[whatwg] <a onlyreplace>
Tab Atkins Jr.
jackalmage at gmail.com
Sun Oct 18 19:59:49 PDT 2009
On Sun, Oct 18, 2009 at 9:42 PM, Schuyler Duveen <whatwg at graffitiweb.org> wrote:
> Tab Atkins Jr. wrote:
>> On Sun, Oct 18, 2009 at 11:50 AM, Schuyler Duveen
>> <whatwg at graffitiweb.org> wrote:
>>> The problem is that people will make links that refresh different parts
>>> of a document, to the point that the current document is no longer
>>> addressable. Use cases for this happen often enough (not necessarily
>>> good design, but people will do this)
>>>
>>> In the past, a good way to give (back) addressability to users is with
>>> hash tags. But here, the location changes, and the hash goes away.
>>> Standard anchor tags (with no javascript) have generally been
>>> addressable to users by default. When this hasn't been true, like with
>>> framesets, lots of confusion and frustration ensues.
>>>
>>> If this is, in the longterm, going to work non-dynamically, then things
>>> should be addressable by default. It's one of the killer features of
>>> the web :-)
>>
>> You're right, and this makes me think more strongly that restricting
>> the ability to specify the replaceable bits to just <base> is the
>> right way to do this.
> I'm starting to think the addressability is the main constraint. What
> if the original @onlyreplace anchor tag:
>
> <a onlyreplace="id1 id2" href="page2.html" />
>
> would be equivalent to something like this:
>
> <a href="#view(page2.html id1 id2)" />
>
> which would process onload or onhashchange as we've been describing
> @onlyreplace and would appear in the browser's location bar. A more
> complicated one (after two jumps) might look something like:
>
> http://example.com/page1.html#view(page2.html id1 id2);view(page3 id3)

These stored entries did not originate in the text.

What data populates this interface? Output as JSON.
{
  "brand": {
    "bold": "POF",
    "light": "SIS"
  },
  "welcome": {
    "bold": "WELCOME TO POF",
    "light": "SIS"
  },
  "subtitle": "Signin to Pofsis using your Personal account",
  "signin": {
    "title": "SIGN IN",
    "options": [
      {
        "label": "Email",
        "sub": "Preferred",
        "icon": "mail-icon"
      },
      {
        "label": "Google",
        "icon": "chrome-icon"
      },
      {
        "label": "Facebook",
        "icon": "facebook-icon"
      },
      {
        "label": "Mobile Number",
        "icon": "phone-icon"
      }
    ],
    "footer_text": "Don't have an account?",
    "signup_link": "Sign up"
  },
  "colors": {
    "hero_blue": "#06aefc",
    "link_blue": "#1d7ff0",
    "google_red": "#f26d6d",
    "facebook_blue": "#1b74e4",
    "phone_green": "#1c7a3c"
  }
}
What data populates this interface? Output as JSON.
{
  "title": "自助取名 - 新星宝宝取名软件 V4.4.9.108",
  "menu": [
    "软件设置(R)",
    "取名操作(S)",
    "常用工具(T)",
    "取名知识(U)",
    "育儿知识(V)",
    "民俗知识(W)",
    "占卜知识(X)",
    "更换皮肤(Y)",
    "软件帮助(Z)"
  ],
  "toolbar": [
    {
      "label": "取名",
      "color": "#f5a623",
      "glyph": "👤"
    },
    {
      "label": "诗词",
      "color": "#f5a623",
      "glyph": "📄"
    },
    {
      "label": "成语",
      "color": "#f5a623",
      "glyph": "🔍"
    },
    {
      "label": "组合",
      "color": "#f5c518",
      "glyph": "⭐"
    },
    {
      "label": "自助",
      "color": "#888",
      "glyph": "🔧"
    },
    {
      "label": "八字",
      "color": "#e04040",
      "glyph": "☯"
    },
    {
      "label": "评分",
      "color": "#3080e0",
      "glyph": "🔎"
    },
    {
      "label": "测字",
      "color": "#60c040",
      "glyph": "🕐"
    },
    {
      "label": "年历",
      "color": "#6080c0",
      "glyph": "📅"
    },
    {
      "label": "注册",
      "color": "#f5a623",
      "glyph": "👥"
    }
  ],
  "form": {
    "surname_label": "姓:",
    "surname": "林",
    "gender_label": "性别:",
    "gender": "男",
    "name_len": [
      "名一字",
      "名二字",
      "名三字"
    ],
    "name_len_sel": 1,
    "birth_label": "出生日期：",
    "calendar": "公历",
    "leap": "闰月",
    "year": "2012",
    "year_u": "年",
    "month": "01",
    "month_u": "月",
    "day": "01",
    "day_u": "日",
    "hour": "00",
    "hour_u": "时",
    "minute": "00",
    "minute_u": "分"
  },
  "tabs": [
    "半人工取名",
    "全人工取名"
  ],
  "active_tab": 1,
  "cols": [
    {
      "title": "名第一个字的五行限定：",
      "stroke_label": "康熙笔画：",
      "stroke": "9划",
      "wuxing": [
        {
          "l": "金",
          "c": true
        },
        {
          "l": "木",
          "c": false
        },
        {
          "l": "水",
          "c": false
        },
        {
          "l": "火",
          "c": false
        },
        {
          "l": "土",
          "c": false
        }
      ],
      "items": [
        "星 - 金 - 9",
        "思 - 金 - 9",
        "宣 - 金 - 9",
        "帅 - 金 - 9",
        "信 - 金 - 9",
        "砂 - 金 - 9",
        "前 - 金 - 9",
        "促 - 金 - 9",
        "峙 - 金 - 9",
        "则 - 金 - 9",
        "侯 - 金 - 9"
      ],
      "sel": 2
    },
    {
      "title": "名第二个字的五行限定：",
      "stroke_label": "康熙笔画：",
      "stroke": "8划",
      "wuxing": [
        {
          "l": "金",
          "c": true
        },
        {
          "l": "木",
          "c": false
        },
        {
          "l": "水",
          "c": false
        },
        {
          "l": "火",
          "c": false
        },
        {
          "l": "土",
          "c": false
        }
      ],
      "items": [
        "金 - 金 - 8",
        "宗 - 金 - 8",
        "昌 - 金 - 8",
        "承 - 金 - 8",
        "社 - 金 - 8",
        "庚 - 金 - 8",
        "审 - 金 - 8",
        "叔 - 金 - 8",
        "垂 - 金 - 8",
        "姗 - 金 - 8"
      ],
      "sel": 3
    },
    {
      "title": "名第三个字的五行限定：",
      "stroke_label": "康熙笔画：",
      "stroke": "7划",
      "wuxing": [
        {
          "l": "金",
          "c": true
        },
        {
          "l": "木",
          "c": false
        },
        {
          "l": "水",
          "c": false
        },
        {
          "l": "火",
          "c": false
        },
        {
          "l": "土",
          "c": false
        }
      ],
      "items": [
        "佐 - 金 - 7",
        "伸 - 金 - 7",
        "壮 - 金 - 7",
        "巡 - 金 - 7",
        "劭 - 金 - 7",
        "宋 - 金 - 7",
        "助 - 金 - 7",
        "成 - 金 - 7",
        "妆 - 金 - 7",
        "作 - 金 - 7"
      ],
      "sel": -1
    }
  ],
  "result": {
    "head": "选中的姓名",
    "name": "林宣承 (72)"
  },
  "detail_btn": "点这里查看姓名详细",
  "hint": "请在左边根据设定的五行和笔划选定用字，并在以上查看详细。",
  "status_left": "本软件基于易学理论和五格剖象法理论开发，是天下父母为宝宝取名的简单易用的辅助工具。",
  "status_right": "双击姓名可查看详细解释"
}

Hmm, that's interesting. So, rather than simply changing the url and
hoping that the author is maintaining the correct semantics (so that
visiting the url fresh gives you same/similar results), you just
explicitly express that the page is a combination of multiple pages.
I suppose that if, in your example, you then clicked a <a
href=page4.html onlyreplace=id3>, the url would change to
http://example.com/page1.html#view(page2.html id1 id2);view(page4.html
id3); that is, it would record the location each segment was drawn
from, but not the full history, as that is irrelevant for regenerating
the page.
Then bookmarking that url and visiting it again would presumably make
3 separate requests, once for page1 for most of the page, and then for
page2 and page4 for the particular ids. Right?